Before it self-destructed into complete nonsense in its final couple of seasons, The X-Files was the show to watch every week. Even the most casual fans were kind of obsessed by its endless series of conspiracy theories, twists and turns, character revelations (both sudden and drawn-out) and the eerie way creator Chris Carter made it seem like this was all actually happening. The truth is out there, indeed - and we were looking for it just as tenaciously as Mulder and Scully.
Joss Whedon’s wildly misunderstood (and extremely short-lived) sci-fi series was actually more of a space western - or grunge opera - than it was something like Star Trek. The tale of the good ship Serenity and its crew might have been too ahead of its time for its own good, or maybe audiences didn’t want anything from Joss that wasn’t Buffy or Angel, but ultimately Firefly had the last laugh as Whedon was somehow able to seduce Universal into letting him turn it into a big, expensive (and quite excellent) theatrical film called Serenity. It’s not too late: hook up your Netflix queue and get on board.

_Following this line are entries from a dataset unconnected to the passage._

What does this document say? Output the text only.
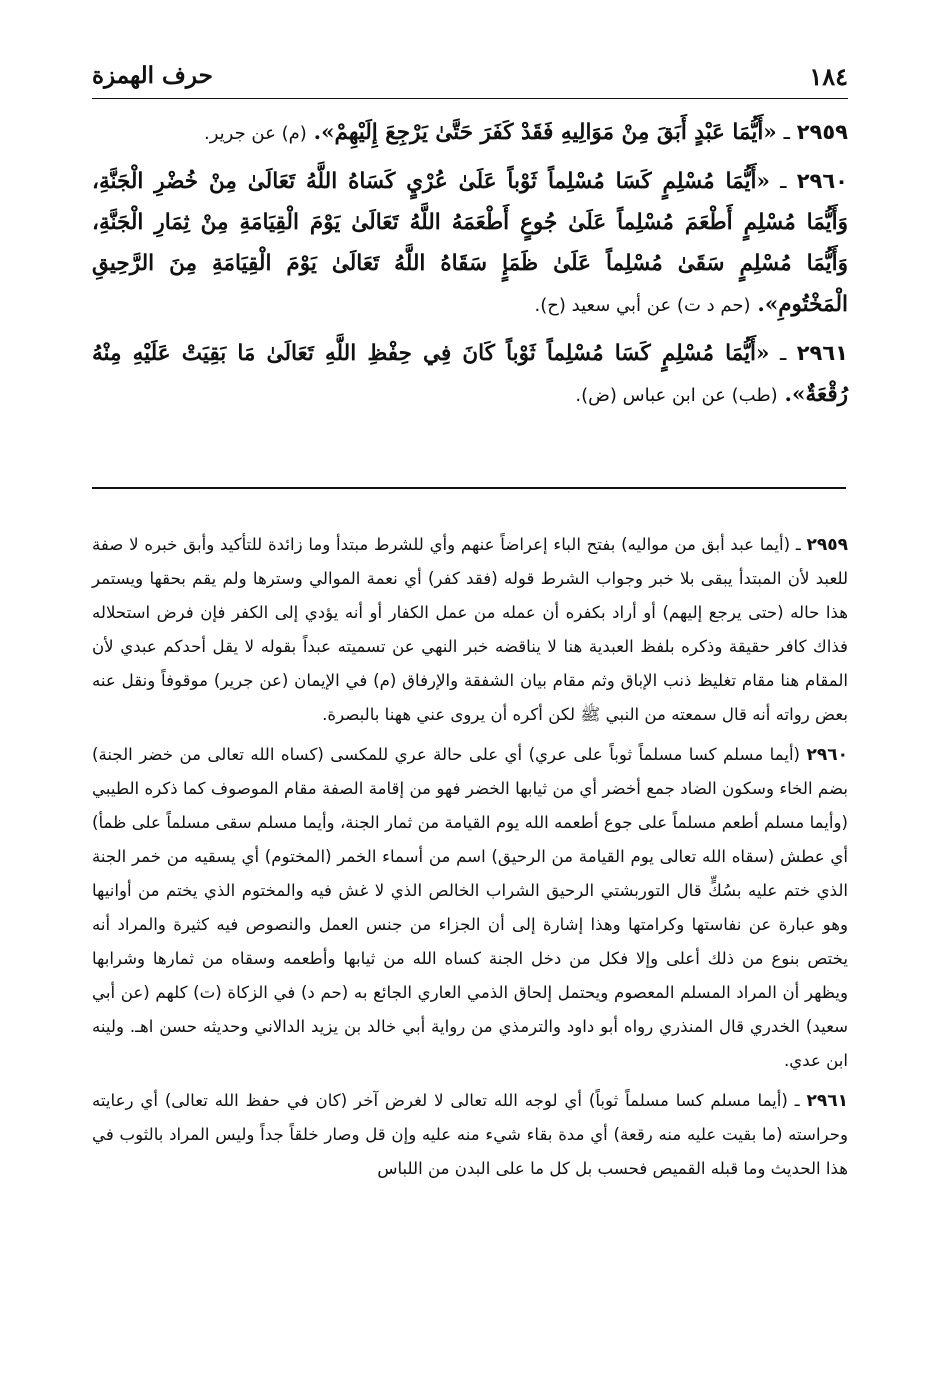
١٨٤
حرف الهمزة

٢٩٥٩ ـ «أَيُّمَا عَبْدٍ أَبَقَ مِنْ مَوَالِيهِ فَقَدْ كَفَرَ حَتَّىٰ يَرْجِعَ إِلَيْهِمْ». (م) عن جرير.

٢٩٦٠ ـ «أَيُّمَا مُسْلِمٍ كَسَا مُسْلِماً ثَوْباً عَلَىٰ عُرْيٍ كَسَاهُ اللَّهُ تَعَالَىٰ مِنْ خُضْرِ الْجَنَّةِ، وَأَيُّمَا مُسْلِمٍ أَطْعَمَ مُسْلِماً عَلَىٰ جُوعٍ أَطْعَمَهُ اللَّهُ تَعَالَىٰ يَوْمَ الْقِيَامَةِ مِنْ ثِمَارِ الْجَنَّةِ، وَأَيُّمَا مُسْلِمٍ سَقَىٰ مُسْلِماً عَلَىٰ ظَمَإٍ سَقَاهُ اللَّهُ تَعَالَىٰ يَوْمَ الْقِيَامَةِ مِنَ الرَّحِيقِ الْمَخْتُومِ». (حم د ت) عن أبي سعيد (ح).

٢٩٦١ ـ «أَيُّمَا مُسْلِمٍ كَسَا مُسْلِماً ثَوْباً كَانَ فِي حِفْظِ اللَّهِ تَعَالَىٰ مَا بَقِيَتْ عَلَيْهِ مِنْهُ رُقْعَةٌ». (طب) عن ابن عباس (ض).

٢٩٥٩ ـ (أيما عبد أبق من مواليه) بفتح الباء إعراضاً عنهم وأي للشرط مبتدأ وما زائدة للتأكيد وأبق خبره لا صفة للعبد لأن المبتدأ يبقى بلا خبر وجواب الشرط قوله (فقد كفر) أي نعمة الموالي وسترها ولم يقم بحقها ويستمر هذا حاله (حتى يرجع إليهم) أو أراد بكفره أن عمله من عمل الكفار أو أنه يؤدي إلى الكفر فإن فرض استحلاله فذاك كافر حقيقة وذكره بلفظ العبدية هنا لا يناقضه خبر النهي عن تسميته عبداً بقوله لا يقل أحدكم عبدي لأن المقام هنا مقام تغليظ ذنب الإباق وثم مقام بيان الشفقة والإرفاق (م) في الإيمان (عن جرير) موقوفاً ونقل عنه بعض رواته أنه قال سمعته من النبي ﷺ لكن أكره أن يروى عني ههنا بالبصرة.

٢٩٦٠ (أيما مسلم كسا مسلماً ثوباً على عري) أي على حالة عري للمكسى (كساه الله تعالى من خضر الجنة) بضم الخاء وسكون الضاد جمع أخضر أي من ثيابها الخضر فهو من إقامة الصفة مقام الموصوف كما ذكره الطيبي (وأيما مسلم أطعم مسلماً على جوع أطعمه الله يوم القيامة من ثمار الجنة، وأيما مسلم سقى مسلماً على ظمأ) أي عطش (سقاه الله تعالى يوم القيامة من الرحيق) اسم من أسماء الخمر (المختوم) أي يسقيه من خمر الجنة الذي ختم عليه بسُكٍّ قال التوربشتي الرحيق الشراب الخالص الذي لا غش فيه والمختوم الذي يختم من أوانيها وهو عبارة عن نفاستها وكرامتها وهذا إشارة إلى أن الجزاء من جنس العمل والنصوص فيه كثيرة والمراد أنه يختص بنوع من ذلك أعلى وإلا فكل من دخل الجنة كساه الله من ثيابها وأطعمه وسقاه من ثمارها وشرابها ويظهر أن المراد المسلم المعصوم ويحتمل إلحاق الذمي العاري الجائع به (حم د) في الزكاة (ت) كلهم (عن أبي سعيد) الخدري قال المنذري رواه أبو داود والترمذي من رواية أبي خالد بن يزيد الدالاني وحديثه حسن اهـ. ولينه ابن عدي.

٢٩٦١ ـ (أيما مسلم كسا مسلماً ثوباً) أي لوجه الله تعالى لا لغرض آخر (كان في حفظ الله تعالى) أي رعايته وحراسته (ما بقيت عليه منه رقعة) أي مدة بقاء شيء منه عليه وإن قل وصار خلقاً جداً وليس المراد بالثوب في هذا الحديث وما قبله القميص فحسب بل كل ما على البدن من اللباس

Make no mistake: Lost is a somewhat sloppy and extremely maddening show; it was apparent about halfway through the second season that the writers had no idea where they were going. However, the series is also as smart as a whip and keeps you tuning in week after week even though you know each episode is going to make you even more frustrated and feeling somewhat betrayed. What is the spell this show has cast? We have no idea, but damn it is a fine piece of work despite its gaping-hole weaknesses.